Transactions using vending machines provide convenience for sellers as they do not require a physical presence to serve consumers throughout the day, in contrast to traditional sales methods in markets. In this system, consumers make purchases on their own by entering money at the price indicated, which is usually comparable to the market price, although some machines offer a wide selection of products. These machines serve to simplify transactions so that buyers can directly get the desired items without having to interact with the seller. In a vending machine transaction, the rights and obligations between the seller and the buyer remain the same as in a conventional transaction. The seller fulfils his obligation by handing over ownership of the purchased product through the release of the goods from the machine after payment is made, while the buyer fulfils his obligation by paying the listed price. However, the possibility of default may occur if the desired product does not come out after payment or if the goods that do come out turn out to be in a defective condition.
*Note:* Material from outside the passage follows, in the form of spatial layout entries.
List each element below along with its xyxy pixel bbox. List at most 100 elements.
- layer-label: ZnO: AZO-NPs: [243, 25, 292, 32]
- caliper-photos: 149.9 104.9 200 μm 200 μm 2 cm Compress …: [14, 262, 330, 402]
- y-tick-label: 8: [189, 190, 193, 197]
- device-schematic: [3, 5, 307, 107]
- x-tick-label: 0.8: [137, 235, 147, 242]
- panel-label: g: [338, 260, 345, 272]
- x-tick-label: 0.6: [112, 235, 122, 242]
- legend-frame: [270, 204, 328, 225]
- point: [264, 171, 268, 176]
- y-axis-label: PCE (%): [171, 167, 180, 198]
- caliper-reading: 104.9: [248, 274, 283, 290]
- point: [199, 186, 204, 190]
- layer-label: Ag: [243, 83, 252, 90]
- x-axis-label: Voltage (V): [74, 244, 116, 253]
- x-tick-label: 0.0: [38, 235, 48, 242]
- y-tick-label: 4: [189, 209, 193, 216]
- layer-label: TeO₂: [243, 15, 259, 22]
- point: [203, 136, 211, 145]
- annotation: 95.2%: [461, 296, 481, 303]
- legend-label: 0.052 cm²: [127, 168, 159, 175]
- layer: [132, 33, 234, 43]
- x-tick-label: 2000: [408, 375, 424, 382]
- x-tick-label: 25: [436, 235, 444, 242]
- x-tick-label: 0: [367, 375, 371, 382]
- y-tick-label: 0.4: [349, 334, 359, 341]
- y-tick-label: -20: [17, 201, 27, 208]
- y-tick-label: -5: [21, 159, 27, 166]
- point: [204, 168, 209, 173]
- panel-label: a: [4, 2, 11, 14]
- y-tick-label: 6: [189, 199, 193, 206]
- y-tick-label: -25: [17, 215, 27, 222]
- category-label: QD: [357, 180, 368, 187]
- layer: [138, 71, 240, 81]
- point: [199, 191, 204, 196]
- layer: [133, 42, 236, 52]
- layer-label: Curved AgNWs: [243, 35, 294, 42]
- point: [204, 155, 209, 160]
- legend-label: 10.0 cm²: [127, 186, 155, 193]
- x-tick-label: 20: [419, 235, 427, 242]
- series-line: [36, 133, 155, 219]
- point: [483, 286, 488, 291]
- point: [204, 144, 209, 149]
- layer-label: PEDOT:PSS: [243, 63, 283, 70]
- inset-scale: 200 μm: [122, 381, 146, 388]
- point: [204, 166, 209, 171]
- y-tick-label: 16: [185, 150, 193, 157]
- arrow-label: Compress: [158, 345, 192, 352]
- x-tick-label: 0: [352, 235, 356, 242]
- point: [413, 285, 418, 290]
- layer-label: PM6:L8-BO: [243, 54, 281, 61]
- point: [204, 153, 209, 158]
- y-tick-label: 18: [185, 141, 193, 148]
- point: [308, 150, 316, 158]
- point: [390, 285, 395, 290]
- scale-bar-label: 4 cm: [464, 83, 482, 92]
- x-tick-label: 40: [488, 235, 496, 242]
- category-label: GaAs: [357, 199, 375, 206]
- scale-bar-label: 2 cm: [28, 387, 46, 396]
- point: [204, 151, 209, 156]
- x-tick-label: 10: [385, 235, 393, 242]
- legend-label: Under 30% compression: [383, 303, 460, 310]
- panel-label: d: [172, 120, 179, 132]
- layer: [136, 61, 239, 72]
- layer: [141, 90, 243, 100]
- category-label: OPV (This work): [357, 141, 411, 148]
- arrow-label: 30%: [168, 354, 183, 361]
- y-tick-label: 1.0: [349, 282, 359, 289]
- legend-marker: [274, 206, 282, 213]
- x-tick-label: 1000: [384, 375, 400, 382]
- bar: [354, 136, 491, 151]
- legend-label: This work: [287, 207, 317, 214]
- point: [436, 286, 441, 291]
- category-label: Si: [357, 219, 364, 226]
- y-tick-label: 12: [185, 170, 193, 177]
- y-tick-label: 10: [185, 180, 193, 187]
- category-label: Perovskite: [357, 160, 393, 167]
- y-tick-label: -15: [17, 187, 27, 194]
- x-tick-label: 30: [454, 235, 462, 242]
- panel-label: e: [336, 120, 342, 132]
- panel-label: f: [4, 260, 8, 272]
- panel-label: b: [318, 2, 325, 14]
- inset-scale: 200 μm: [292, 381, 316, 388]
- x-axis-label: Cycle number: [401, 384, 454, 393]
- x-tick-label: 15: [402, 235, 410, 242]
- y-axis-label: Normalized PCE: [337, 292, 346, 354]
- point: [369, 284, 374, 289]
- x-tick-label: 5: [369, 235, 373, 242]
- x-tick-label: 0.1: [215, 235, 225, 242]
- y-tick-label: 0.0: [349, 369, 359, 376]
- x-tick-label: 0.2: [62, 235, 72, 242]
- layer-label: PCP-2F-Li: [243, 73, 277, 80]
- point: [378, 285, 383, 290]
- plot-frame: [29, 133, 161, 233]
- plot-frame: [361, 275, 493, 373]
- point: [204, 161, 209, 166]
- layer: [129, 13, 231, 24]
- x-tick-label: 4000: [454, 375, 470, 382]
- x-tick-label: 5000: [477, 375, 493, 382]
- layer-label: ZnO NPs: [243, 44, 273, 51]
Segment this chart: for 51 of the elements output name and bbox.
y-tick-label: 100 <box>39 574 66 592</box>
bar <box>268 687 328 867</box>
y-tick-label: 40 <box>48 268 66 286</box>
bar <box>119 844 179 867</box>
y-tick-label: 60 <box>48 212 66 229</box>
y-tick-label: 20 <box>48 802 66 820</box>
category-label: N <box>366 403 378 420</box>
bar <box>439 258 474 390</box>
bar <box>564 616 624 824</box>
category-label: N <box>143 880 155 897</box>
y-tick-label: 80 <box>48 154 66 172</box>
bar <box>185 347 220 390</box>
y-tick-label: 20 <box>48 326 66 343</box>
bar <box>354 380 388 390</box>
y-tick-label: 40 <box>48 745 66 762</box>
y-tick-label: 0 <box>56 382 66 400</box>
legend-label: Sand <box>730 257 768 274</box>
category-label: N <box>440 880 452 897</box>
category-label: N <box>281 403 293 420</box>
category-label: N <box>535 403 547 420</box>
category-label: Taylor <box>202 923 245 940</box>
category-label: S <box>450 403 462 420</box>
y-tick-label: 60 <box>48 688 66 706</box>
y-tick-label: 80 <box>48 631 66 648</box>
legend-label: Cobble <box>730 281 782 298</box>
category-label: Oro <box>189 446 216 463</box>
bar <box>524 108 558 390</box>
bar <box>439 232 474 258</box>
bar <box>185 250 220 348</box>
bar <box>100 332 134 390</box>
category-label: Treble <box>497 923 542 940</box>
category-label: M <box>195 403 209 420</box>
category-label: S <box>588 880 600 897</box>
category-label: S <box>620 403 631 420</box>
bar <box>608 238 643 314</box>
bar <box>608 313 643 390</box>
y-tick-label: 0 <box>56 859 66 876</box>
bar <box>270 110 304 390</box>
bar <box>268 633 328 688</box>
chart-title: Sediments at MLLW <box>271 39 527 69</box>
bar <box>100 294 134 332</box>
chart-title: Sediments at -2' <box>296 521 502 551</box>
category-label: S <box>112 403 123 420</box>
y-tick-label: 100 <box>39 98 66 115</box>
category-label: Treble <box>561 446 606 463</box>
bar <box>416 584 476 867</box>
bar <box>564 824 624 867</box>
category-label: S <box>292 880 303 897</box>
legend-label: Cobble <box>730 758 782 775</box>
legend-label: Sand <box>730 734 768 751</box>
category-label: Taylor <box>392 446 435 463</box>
This situation has the potential to cause legal repercussions due to the discrepancy between the rights that the buyer should receive and the goods provided, so that one party does not obtain the rights that were previously agreed upon.

Ini adalah artikel akses terbuka di bawah lisensi CC BY-SA .

This is an open access article under the CC BY-SA license.

PENDAHULUAN

Perjanjian adalah hubungan hukum antara dua pihak yang melibatkan hak dan kewajiban yang timbul dari kesepakatan mereka (Juanda, 2021). Penjelasan dimulai dengan mendefinisikan istilah "perikatan" yang berasal dari bahasa Belanda "verbintenis," yang berarti ikatan atau hubungan yang mengikat, lebih merujuk pada hubungan hukum antara pihak-pihak yang terlibat (da Santo et al., 2024). Menurut Sudikno Mertokusumo, perikatan adalah hubungan hukum antara dua pihak yang saling mengikat, di mana satu pihak memiliki hak untuk menerima sesuatu (prestasi) dan pihak lainnya berkewajiban untuk memberikan atau memenuhi kewajiban tersebut (Sinaga, 2020). Dengan kata lain, perikatan menciptakan keseimbangan antara hak dan kewajiban kedua belah pihak (Sinaga, 2020). Dalam konteks Kitab Undang-Undang Hukum Perdata (KUHPerdata), perikatan diatur dalam Buku III, meskipun tidak ada definisi eksplisit, namun ilmu hukum perdata menggambarkan perikatan sebagai hubungan hukum terkait dengan harta kekayaan, di mana salah satu pihak berhak atas suatu objek atau tindakan, dan pihak lainnya wajib memenuhi hak tersebut (TELAUMBANUA, 2024). Selain itu, para pihak bisa menyesuaikan isi perjanjian sesuai kebutuhan mereka, tetapi tetap harus mematuhi prinsip-prinsip dasar hukum yang berlaku. Sebagai hukum pelengkap, hukum perikatan memungkinkan adanya fleksibilitas dalam mengatur isi perjanjian, termasuk memperbolehkan pengabaian beberapa pasal yang dianggap tidak relevan oleh kedua pihak, selama tidak melanggar norma hukum yang lebih tinggi (YUSRI, 2023).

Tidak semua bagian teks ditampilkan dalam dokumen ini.